Haverhill City Councilor Mary Ellen Daly O'Brien congratulated state Rep. Andy Vargas on his election to a second term Tuesday, Nov. 6 at Maria's Restaurant. (WHAV News photograph)

State Rep. Andy X. Vargas with Haverhill City Councilor Mary Ellen Daly O’Brien last night in downtown Haverhill. (WHAV News photograph.)

There’s a significant change within Haverhill’s statehouse delegation as state Rep. Diana DiZoglio becomes the district’s senator come January.

DiZoglio succeeds three-term state Sen. Kathleen O’Connor Ives, who chose not to seek re-election. The district spans from parts of North Andover to Salisbury. She told WHAV she wants to continue the work she began in the House to address veterans issues, education, senior care, the opioid crisis, transportation and infrastructure.

“We will have a stronger voice for this region, and that is the goal,” she said.
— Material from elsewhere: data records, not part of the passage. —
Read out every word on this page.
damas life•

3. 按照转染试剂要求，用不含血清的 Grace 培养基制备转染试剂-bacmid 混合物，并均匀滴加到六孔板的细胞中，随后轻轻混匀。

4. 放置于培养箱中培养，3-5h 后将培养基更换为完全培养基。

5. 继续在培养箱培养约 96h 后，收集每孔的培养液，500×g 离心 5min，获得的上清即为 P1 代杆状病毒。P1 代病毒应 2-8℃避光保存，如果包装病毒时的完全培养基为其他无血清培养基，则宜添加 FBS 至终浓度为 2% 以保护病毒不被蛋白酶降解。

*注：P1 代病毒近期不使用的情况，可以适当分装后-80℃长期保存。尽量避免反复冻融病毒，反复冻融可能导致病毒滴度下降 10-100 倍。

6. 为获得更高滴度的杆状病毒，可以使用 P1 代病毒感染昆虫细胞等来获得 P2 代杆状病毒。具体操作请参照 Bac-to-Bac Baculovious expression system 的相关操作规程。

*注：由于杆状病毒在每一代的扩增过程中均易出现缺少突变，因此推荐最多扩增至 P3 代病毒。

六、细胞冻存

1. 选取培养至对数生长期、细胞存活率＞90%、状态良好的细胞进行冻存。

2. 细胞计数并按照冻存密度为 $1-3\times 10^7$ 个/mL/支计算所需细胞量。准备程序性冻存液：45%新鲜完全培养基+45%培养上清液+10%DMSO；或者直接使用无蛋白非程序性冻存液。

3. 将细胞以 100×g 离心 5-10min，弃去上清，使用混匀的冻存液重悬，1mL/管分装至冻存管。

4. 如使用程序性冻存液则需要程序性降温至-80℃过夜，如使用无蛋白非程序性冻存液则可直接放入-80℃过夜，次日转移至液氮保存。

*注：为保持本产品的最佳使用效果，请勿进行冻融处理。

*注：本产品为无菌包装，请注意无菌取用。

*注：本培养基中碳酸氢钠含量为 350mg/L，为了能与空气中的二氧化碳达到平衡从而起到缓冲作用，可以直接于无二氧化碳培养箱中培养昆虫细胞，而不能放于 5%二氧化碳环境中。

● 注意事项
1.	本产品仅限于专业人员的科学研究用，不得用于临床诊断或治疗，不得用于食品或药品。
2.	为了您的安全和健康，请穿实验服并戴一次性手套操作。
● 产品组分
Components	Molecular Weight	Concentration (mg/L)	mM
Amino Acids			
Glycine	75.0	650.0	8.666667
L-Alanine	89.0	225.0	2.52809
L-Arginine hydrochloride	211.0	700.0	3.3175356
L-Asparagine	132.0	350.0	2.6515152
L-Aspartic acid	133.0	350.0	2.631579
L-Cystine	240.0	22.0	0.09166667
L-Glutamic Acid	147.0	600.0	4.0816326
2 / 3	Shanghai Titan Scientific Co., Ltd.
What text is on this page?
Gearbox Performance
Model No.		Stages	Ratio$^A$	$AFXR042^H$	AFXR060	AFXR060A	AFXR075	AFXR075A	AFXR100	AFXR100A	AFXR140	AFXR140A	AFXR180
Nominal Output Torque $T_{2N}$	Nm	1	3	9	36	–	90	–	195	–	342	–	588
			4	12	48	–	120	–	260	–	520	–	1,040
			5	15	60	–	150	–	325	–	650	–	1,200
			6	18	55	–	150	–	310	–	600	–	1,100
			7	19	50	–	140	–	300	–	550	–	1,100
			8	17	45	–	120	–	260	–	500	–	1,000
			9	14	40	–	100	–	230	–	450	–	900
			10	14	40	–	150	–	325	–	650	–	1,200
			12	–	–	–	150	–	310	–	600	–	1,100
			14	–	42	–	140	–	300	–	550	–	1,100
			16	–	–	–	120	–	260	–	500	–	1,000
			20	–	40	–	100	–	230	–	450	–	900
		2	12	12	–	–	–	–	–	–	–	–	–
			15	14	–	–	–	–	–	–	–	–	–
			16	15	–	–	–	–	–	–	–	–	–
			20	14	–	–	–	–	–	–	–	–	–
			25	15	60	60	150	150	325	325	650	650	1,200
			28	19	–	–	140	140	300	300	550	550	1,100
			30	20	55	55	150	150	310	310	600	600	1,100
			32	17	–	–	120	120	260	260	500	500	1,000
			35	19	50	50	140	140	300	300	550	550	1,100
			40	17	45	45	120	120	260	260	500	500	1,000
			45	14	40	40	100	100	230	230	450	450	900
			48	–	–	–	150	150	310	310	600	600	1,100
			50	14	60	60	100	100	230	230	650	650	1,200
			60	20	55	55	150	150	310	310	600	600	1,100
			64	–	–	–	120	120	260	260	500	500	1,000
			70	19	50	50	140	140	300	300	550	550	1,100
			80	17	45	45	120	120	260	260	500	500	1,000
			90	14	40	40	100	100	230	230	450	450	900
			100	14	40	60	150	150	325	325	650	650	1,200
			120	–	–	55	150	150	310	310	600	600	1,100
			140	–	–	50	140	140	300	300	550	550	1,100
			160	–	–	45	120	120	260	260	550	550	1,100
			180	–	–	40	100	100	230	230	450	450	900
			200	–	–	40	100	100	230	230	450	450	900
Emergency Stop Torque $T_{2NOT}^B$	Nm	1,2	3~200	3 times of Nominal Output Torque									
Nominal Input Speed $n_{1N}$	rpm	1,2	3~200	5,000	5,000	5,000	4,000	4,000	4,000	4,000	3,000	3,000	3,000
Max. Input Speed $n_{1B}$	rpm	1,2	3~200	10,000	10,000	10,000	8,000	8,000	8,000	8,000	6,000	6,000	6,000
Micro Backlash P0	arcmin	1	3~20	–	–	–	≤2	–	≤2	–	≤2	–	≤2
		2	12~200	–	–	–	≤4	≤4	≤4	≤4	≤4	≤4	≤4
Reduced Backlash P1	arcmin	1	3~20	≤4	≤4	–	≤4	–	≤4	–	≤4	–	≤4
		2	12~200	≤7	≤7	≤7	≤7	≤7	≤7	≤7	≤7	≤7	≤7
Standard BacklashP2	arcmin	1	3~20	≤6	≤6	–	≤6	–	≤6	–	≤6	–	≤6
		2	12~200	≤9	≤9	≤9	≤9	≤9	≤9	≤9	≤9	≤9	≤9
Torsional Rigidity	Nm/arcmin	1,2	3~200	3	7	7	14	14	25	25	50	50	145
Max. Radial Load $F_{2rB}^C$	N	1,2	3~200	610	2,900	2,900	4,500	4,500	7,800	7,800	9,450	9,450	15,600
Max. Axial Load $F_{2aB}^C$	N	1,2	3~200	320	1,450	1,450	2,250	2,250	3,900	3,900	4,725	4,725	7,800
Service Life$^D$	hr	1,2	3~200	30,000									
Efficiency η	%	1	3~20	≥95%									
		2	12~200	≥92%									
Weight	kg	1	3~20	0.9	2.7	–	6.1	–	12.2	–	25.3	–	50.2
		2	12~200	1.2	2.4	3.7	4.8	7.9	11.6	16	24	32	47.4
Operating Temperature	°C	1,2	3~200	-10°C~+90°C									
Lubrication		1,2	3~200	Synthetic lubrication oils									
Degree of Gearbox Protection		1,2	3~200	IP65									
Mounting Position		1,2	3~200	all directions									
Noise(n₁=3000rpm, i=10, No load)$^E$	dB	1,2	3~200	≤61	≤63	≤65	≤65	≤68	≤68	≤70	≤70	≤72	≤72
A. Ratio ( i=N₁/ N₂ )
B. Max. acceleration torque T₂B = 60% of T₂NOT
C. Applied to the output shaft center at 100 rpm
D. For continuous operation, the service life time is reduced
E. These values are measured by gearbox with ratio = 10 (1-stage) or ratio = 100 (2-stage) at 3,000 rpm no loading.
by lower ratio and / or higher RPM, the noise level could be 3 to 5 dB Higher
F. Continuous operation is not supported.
Meanwhile, Rep. Andy Vargas easily won re-election to his first full-term, running unopposed. Vargas garnered 10,597 votes, according to unofficial results recorded by City Clerk Linda L. Koutoulas. He told WHAV that even as a freshman legislator, he managed to have key pieces of legislation passed. Noting rising rental costs in Haverhill, he said housing will be a major focus for him during the next two years

“It’s a two-prong strategy. Obviously, we want to build more to balance the supply and demand scale, but we also want to make sure that we’re doing some other things to incentivize cities and towns to build the right type of housing—a good mix of market rate and affordable,” he said.

Other priorities, Vargas said, are to “strengthen democracy” by modernizing voting equipment and election security and addressing the opioid drug epidemic. “Ensuring that everyone has access to treatment regardless of the health care coverage that they have.”

He said overdose deaths have dropped thanks to the lifesaving drug Narcan, but more treatment options are required.

Asked about Haverhill-specific priorities, Vargas said the state’s education formula is “antiquated” and he seeks to ensure “Haverhill gets its fair share.”